An example each of the kind of smarts they demonstrated in the home stretch:

MIKE DOES HIS HOMEWORK

With the two rounds of finals taking place in the Bahamas, Mike had the sense to prepare himself for whatever might be thrown at the contestants in the form of local cuisine and ingredients, notably conch. Now this has always been a feature of the Top Chef finals road trips, and it's hard to understand why anyone who makes it into the location rounds wouldn't do this kind of preparation. But when the elimination challenge there called for using local ingredients with conch as a mandatory one, Mike was all set to go, and produced what the judges agreed was the best conch dish. (Richard, meanwhile, was Richard, and used the conch to produce a version of a staple of his Long Island upbringing: linguine with clam sauce -- with conch for the clams and "pasta" made of sweet potato!)


Mike's "exit interview"

RICHARD LISTENS AND ADAPTS

In the final head-to-head competition Richard -- who had battled back from a late-season slump in which his food just seemed to sink into misfiring technique rather than trying above all to be good -- did something that impressed me even more. The format had two sets of judges dining in shifts in the two restaurants, which made it especially interesting in that the chefs, apart from serving their other "customers," had two judges' services. During the first he had sous chef Spike "spying" on the judges, reporting back comments, and it was clear that the most problematic element in his meal was the foie gras ice cream (yes, foie gras ice cream), whose texture was apparently clumpy and unpleasant. For the second chefs' service, Richard actually remade the ice cream, and clearly produced a much more satisfactory result. The judges were clearly aware that they had been served something noticeably different in their dessert courses, and were interested in finding out what had caused it. None of them said this, but I thought this was simply brilliant on Richard's part, a testament to his ability to solicit and process feedback and then actually adjust to it.
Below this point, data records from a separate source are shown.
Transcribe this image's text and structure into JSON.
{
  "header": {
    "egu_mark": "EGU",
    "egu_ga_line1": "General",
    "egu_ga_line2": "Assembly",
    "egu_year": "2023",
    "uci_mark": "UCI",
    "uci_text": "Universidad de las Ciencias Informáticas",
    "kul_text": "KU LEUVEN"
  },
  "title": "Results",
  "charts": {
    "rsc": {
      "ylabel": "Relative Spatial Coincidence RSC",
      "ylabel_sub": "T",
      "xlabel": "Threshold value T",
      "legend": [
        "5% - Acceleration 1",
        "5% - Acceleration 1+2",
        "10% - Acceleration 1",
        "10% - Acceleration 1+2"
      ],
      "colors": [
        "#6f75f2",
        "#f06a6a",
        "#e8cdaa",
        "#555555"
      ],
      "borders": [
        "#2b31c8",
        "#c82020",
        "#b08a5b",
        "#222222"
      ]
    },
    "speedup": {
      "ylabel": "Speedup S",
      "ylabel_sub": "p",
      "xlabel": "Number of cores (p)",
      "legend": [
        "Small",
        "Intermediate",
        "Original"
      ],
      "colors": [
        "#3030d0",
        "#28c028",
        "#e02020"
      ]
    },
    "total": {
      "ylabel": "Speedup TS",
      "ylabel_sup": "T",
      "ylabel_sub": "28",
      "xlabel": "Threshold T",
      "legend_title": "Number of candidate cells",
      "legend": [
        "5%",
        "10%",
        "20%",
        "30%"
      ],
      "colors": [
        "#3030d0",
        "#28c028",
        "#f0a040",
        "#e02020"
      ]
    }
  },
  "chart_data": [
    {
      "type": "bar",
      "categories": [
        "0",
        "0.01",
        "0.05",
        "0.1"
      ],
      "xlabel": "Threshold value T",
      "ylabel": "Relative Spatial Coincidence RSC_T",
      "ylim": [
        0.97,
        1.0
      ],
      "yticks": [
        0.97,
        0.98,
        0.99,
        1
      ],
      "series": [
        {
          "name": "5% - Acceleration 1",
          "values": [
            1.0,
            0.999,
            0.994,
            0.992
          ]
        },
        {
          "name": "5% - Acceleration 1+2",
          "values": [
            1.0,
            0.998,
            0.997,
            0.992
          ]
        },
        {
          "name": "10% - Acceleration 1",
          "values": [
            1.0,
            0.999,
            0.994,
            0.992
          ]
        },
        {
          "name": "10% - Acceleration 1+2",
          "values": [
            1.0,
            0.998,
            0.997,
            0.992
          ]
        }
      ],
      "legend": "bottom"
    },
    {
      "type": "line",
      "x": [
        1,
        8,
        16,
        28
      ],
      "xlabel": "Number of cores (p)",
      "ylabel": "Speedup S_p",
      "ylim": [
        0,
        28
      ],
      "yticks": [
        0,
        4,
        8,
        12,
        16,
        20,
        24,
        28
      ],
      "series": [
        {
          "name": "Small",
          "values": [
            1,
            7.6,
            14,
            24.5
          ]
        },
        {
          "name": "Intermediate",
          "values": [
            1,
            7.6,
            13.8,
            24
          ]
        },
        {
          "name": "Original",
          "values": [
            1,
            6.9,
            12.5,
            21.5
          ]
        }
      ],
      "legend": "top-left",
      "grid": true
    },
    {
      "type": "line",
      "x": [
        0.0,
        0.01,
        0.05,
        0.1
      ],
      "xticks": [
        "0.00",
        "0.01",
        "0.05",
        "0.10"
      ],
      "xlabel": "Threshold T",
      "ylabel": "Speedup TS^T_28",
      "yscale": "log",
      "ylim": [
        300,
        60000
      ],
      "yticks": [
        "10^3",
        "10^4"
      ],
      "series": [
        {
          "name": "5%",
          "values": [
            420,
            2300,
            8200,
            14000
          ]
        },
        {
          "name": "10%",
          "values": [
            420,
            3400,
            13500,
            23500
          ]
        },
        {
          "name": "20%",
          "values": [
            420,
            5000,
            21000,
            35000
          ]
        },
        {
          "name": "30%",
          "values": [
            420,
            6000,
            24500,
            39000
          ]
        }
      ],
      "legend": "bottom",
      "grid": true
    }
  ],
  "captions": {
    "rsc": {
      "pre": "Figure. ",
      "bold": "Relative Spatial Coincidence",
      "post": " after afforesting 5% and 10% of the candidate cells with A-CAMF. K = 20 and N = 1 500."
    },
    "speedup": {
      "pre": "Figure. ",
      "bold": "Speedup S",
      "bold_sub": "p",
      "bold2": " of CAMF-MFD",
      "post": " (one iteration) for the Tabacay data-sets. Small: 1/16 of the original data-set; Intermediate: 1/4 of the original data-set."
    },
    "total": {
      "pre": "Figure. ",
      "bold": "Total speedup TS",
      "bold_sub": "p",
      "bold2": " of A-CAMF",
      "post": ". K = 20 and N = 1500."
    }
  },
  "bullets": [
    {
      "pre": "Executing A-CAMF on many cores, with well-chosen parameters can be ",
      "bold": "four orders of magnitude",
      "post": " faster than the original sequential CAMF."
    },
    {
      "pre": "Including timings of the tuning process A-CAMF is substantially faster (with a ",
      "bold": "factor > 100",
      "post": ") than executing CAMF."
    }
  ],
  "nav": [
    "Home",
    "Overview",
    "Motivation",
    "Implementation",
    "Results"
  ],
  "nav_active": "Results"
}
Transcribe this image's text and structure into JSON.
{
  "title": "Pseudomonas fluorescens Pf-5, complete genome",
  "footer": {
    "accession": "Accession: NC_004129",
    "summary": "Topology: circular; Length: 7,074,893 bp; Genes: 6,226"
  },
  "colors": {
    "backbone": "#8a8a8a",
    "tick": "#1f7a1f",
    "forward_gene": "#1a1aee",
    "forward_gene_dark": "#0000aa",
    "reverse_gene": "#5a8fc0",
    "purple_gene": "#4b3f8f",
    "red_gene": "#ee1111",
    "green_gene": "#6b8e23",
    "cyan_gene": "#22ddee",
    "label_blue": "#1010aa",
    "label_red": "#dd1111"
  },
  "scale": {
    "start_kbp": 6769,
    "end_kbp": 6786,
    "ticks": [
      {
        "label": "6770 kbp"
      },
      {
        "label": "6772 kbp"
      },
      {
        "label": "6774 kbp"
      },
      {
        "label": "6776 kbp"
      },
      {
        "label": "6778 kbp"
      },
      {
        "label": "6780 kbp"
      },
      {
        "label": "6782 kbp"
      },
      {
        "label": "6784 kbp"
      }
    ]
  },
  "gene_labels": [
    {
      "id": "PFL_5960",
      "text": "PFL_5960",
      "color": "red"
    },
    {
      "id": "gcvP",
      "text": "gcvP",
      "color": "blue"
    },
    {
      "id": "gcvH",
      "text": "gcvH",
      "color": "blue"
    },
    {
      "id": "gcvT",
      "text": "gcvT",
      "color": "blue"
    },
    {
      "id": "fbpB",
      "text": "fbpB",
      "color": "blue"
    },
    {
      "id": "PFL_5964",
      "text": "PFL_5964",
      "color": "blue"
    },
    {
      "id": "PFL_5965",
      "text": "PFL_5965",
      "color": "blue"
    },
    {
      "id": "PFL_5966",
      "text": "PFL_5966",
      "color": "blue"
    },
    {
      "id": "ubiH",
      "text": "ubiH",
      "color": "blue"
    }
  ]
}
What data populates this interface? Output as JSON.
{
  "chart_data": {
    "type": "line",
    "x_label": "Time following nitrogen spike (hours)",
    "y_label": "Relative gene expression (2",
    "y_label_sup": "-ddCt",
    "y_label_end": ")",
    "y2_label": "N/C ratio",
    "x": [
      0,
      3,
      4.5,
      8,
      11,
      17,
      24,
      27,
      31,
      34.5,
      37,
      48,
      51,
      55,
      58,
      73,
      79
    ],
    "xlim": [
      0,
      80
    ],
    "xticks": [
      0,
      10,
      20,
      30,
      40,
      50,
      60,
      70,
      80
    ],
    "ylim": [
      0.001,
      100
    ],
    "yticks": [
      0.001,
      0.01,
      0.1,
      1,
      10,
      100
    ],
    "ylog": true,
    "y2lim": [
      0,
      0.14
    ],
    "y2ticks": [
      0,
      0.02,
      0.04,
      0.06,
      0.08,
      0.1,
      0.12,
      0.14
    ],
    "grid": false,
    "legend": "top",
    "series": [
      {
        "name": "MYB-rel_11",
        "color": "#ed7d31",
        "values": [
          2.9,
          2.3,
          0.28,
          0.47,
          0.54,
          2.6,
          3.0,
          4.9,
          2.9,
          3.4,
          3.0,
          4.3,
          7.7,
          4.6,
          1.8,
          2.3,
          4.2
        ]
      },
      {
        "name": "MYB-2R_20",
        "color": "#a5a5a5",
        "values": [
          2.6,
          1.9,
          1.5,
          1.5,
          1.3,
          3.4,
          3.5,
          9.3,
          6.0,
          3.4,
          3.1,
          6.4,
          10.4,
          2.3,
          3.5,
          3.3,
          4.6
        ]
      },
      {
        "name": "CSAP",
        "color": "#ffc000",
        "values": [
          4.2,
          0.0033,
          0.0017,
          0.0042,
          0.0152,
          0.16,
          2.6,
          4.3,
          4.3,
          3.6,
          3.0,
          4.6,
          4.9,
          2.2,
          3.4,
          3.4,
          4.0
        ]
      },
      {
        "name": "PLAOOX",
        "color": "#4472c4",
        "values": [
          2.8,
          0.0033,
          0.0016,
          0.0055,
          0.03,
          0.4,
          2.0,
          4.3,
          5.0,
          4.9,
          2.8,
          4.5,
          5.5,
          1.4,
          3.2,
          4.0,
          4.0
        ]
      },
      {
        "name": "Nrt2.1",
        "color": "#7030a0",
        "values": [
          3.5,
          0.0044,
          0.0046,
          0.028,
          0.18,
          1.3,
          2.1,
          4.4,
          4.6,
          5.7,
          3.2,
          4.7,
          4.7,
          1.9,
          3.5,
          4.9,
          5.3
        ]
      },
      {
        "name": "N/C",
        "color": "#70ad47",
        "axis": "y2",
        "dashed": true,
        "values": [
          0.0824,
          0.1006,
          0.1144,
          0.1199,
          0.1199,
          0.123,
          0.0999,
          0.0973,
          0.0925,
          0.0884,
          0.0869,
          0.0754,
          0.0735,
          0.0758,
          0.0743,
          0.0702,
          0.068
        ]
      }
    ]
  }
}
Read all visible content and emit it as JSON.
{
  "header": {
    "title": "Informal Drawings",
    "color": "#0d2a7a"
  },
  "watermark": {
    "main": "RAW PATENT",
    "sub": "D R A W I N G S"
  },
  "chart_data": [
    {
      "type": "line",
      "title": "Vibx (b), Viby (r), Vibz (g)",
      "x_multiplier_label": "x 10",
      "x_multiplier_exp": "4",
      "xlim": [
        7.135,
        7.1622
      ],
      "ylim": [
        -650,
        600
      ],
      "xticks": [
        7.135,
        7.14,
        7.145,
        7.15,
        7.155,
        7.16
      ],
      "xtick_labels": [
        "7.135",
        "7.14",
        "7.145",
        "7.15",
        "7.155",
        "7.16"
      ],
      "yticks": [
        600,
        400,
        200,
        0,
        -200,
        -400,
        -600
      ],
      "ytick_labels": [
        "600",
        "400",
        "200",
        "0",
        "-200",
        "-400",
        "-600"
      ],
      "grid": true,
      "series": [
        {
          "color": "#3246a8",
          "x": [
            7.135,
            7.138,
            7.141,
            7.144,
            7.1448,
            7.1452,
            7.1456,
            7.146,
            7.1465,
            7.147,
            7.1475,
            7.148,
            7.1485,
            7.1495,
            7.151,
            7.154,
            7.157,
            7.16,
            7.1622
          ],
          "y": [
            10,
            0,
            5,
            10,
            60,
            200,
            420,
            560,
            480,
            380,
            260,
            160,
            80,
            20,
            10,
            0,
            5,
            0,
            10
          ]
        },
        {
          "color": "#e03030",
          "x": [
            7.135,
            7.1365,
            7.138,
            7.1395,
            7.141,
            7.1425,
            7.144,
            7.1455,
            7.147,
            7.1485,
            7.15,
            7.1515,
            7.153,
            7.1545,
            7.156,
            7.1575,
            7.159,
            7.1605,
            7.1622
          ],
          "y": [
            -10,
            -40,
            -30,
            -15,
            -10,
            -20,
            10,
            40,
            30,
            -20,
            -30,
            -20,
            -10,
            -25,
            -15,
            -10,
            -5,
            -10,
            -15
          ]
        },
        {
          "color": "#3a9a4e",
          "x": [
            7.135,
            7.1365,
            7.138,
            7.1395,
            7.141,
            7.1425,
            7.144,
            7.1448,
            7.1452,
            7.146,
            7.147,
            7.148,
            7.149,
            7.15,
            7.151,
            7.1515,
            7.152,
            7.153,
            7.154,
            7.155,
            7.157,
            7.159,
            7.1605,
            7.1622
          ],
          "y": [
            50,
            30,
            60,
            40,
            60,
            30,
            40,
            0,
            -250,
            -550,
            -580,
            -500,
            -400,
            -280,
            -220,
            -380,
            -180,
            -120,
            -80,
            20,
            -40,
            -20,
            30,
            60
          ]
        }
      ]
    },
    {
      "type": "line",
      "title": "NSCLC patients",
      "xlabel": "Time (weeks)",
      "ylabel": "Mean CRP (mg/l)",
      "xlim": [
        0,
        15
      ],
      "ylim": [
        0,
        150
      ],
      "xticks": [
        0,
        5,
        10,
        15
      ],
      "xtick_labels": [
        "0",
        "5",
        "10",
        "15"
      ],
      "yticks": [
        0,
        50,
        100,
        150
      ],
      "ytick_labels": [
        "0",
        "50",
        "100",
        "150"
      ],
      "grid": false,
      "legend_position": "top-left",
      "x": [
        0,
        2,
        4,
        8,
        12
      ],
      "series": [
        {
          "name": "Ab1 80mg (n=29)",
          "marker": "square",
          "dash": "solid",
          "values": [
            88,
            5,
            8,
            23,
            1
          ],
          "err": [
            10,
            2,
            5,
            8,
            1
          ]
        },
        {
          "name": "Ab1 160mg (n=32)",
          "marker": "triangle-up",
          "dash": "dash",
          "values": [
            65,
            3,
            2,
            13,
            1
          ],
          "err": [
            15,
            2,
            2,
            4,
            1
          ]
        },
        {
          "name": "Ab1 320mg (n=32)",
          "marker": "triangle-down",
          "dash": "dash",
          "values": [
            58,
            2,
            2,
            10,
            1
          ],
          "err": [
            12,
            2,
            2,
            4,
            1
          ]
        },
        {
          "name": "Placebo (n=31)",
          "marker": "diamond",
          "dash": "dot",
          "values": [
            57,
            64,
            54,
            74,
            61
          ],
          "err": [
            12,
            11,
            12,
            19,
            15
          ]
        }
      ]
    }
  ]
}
Richard's "exit interview"

IF THE VERDICT HAD GONE THE OTHER WAY --

I don't think there would have been much ground for complaint, but the survey taken by Watch What Happens Now found that 86 percent of respondents agreed with the judges' decision. Clearly both guys came out winners. But Richard was just the winningier winner.


POSTSCRIPT: CHOPPED ALL-STARS FINALE TONIGHT

The "all-stars" format not only ramps up the competition level but shifts the focus to the food, since the less experienced regular contestants on Food Networks' Chopped competition show just aren't equipped to compete at this level under those severe limitations. With the all-stars, the competition becomes about different strengths rather than a catalogue of blunders.